Sistema carcerário brasileiro: problemas e soluções
Enviada em 07/10/2017
É indiscutível que o Sistema Carcerário Brasileiro representa um desafio a ser enfrentado de forma mais organizada e urgente em nossos dias. Isso se evidencia não só pela superlotação dos presídios, mas também pela falta de condições de higiene e saúde das unidades.
No que se refere à lotação das cadeias públicas, a má infraestrutura das unidades penitenciárias faz com que os presos firmem uma luta diária pela sobrevivência. Convém lembrar ainda que mesmo que os detentos vivam em regime fechado, a lotação exacerbada e a deterioração das celas e, até mesmo, a ausência de água potável prova a falta de subsídios à integridade humana, visto que os indivíduos são postos a margem do descaso. Além disso, por serem marginalizados, os prisioneiros acabam enfrentando dificuldades para se reintegrarem no corpo social e tendem a viver do trabalho informal ou, em muitos casos, retornam ao crime.
Outro problema vigente é a negligência as condições higiênicas dos encarcerados, principalmente do público feminino. No livro “Presos que menstruam”, a autora Nana Queiroz retratou a realidade de prisioneiras que sofreram maus-tratos entre as celas, sendo excluídas dos cuidados íntimos que deveriam ser ofertados a mulher. Esses aspectos revelam a carência de políticas públicas que prezem pela saúde feminina e esconde, ainda, o tratamento destinado às gestantes, que não possuem um zelo diferenciado na gravidez e tampouco um auxílio médico na maioria dos sistemas penitenciários.

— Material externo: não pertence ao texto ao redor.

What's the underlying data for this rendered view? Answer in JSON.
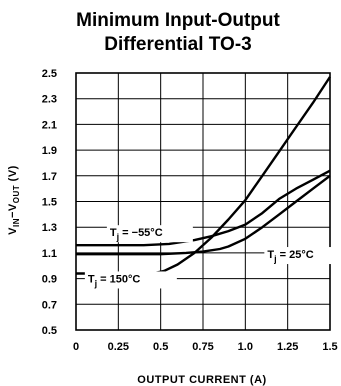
{
  "chart_data": {
    "type": "line",
    "title_lines": [
      "Minimum Input-Output",
      "Differential TO-3"
    ],
    "xlabel": "OUTPUT CURRENT (A)",
    "ylabel": {
      "main": "V",
      "sub1": "IN",
      "mid": "−V",
      "sub2": "OUT",
      "unit": " (V)"
    },
    "xlim": [
      0,
      1.5
    ],
    "ylim": [
      0.5,
      2.5
    ],
    "x_ticks": [
      0,
      0.25,
      0.5,
      0.75,
      1.0,
      1.25,
      1.5
    ],
    "x_tick_labels": [
      "0",
      "0.25",
      "0.5",
      "0.75",
      "1.0",
      "1.25",
      "1.5"
    ],
    "y_ticks": [
      0.5,
      0.7,
      0.9,
      1.1,
      1.3,
      1.5,
      1.7,
      1.9,
      2.1,
      2.3,
      2.5
    ],
    "y_tick_labels": [
      "0.5",
      "0.7",
      "0.9",
      "1.1",
      "1.3",
      "1.5",
      "1.7",
      "1.9",
      "2.1",
      "2.3",
      "2.5"
    ],
    "grid": true,
    "series": [
      {
        "annotation": {
          "main": "T",
          "sub": "j",
          "rest": " = −55°C"
        },
        "x": [
          0,
          0.4,
          0.55,
          0.7,
          0.8,
          0.9,
          1.0,
          1.1,
          1.2,
          1.3,
          1.4,
          1.5
        ],
        "y": [
          1.16,
          1.16,
          1.17,
          1.2,
          1.23,
          1.27,
          1.32,
          1.41,
          1.52,
          1.6,
          1.67,
          1.74
        ]
      },
      {
        "annotation": {
          "main": "T",
          "sub": "j",
          "rest": " = 25°C"
        },
        "x": [
          0,
          0.5,
          0.65,
          0.75,
          0.85,
          0.9,
          1.0,
          1.1,
          1.2,
          1.3,
          1.4,
          1.5
        ],
        "y": [
          1.09,
          1.09,
          1.1,
          1.11,
          1.13,
          1.15,
          1.21,
          1.3,
          1.4,
          1.5,
          1.6,
          1.7
        ]
      },
      {
        "annotation": {
          "main": "T",
          "sub": "j",
          "rest": " = 150°C"
        },
        "x": [
          0,
          0.45,
          0.52,
          0.6,
          0.7,
          0.8,
          0.9,
          1.0,
          1.1,
          1.2,
          1.3,
          1.4,
          1.5
        ],
        "y": [
          0.94,
          0.94,
          0.96,
          1.01,
          1.1,
          1.22,
          1.36,
          1.51,
          1.7,
          1.89,
          2.08,
          2.27,
          2.47
        ]
      }
    ]
  }
}
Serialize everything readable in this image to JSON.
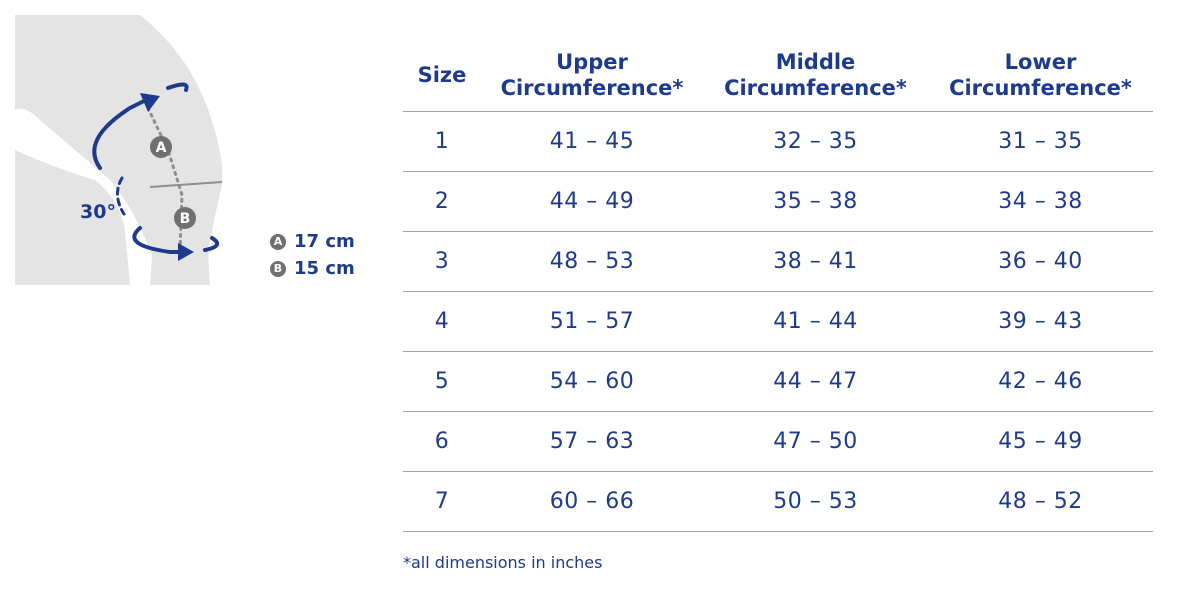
{
  "diagram": {
    "angle_label": "30°",
    "point_a": "A",
    "point_b": "B",
    "colors": {
      "leg": "#e4e4e4",
      "arrow": "#1e3a8c",
      "badge": "#6f6f6f"
    }
  },
  "legend": {
    "items": [
      {
        "badge": "A",
        "value": "17 cm"
      },
      {
        "badge": "B",
        "value": "15 cm"
      }
    ]
  },
  "table": {
    "headers": {
      "size": "Size",
      "upper_line1": "Upper",
      "upper_line2": "Circumference*",
      "middle_line1": "Middle",
      "middle_line2": "Circumference*",
      "lower_line1": "Lower",
      "lower_line2": "Circumference*"
    },
    "rows": [
      {
        "size": "1",
        "upper": "41 – 45",
        "middle": "32 – 35",
        "lower": "31 – 35"
      },
      {
        "size": "2",
        "upper": "44 – 49",
        "middle": "35 – 38",
        "lower": "34 – 38"
      },
      {
        "size": "3",
        "upper": "48 – 53",
        "middle": "38 – 41",
        "lower": "36 – 40"
      },
      {
        "size": "4",
        "upper": "51 – 57",
        "middle": "41 – 44",
        "lower": "39 – 43"
      },
      {
        "size": "5",
        "upper": "54 – 60",
        "middle": "44 – 47",
        "lower": "42 – 46"
      },
      {
        "size": "6",
        "upper": "57 – 63",
        "middle": "47 – 50",
        "lower": "45 – 49"
      },
      {
        "size": "7",
        "upper": "60 – 66",
        "middle": "50 – 53",
        "lower": "48 – 52"
      }
    ]
  },
  "footnote": "*all dimensions in inches"
}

A maneira que os indivíduos são tratados no cárcere fere os direitos humanos, portanto, mudanças fazem-se urgentes. O Governo deve primeiramente investir na extensão de cadeias para evitar a superlotação das unidades. Além disso, atividades pedagógicas ou esportivas, intermediadas por ONGs, darão aos detentos a oportunidade de reinserção social. O livre acesso a saúde pública é um direito de todos e um dever do Estado, logo, são imprescindíveis equipes médicas e fiscalização desses cuidados, principalmente em relação à saúde da mulher. Assim, seria possível garantir que as condições dos detentos não fossem enfrentadas de forma desumana.